Que desestimamos el recurso de apelación interpuesto por el Ministerio Fiscal, y estimamos en parte el recurso de apelación interpuesto por la representación de D. Maximiliano , contra la sentencia de 1 de febrero de 2010 dictada por la Ilma. Sra. Magistrado-Juez del Juzgado de lo Penal nº 1 de Bilbao en esta causa. En consecuencia, condenamos a D. Maximiliano , por el segundo de los delitos por el que también se le acusa, como autor de un delito de robo con fuerza en las cosas en grado de tentativa, sin la concurrencia de ninguna circunstancia modificativa de la responsabilidad criminal, a la pena de 6 meses y un día de prisión, e inhabilitación especial para el sufragio pasivo durante el tiempo de la condena. La pena privativa de libertad será sustituida, de conformidad con el artículo 89.1 del Código Penal , por la expulsión de D. Maximiliano del territorio español, no pudiendo regresar en un plazo de diez años desde que se haga aquella efectiva, y en todo caso, mientras no haya prescrito la pena impuesta, salvo que acreditase arraigo en la fase de ejecución de sentencia. Manteniendo el resto de pronunciamientos, declarándose de oficio las costas originadas en esta instancia.

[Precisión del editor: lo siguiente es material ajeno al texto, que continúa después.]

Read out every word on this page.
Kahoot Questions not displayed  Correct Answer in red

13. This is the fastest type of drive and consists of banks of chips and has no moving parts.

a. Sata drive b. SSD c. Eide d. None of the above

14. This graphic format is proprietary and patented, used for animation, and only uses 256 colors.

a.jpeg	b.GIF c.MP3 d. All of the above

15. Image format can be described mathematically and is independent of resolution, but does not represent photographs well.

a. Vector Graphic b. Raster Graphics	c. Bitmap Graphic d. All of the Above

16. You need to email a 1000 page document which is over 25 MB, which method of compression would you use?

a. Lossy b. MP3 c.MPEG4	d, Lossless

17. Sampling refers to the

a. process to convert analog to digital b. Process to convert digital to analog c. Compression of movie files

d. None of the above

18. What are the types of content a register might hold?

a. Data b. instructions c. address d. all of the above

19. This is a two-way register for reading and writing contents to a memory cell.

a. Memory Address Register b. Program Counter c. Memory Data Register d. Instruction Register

Notifíquese la presente resolución al Ministerio Fiscal y a las demás partes procesales.

Devuélvanse los autos al Juzgado del que proceden, con testimonio de esta sentencia, para su conocimiento y cumplimiento.

Contra esta sentencia no cabe ulterior recurso.

Así por esta, nuestra sentencia, cuya certificación se unirá al rollo, definitivamente juzgado, lo pronunciamos, mandamos y firmamos.

PUBLICACIÓN.- Dada y pronunciada fue la anterior sentencia por los Ilmos. Sres. Magistrados que la firman y leída por el Ilmo Sr. Magistrado Ponente en el mismo día de su fecha, de lo que yo, el Secretario, certifico.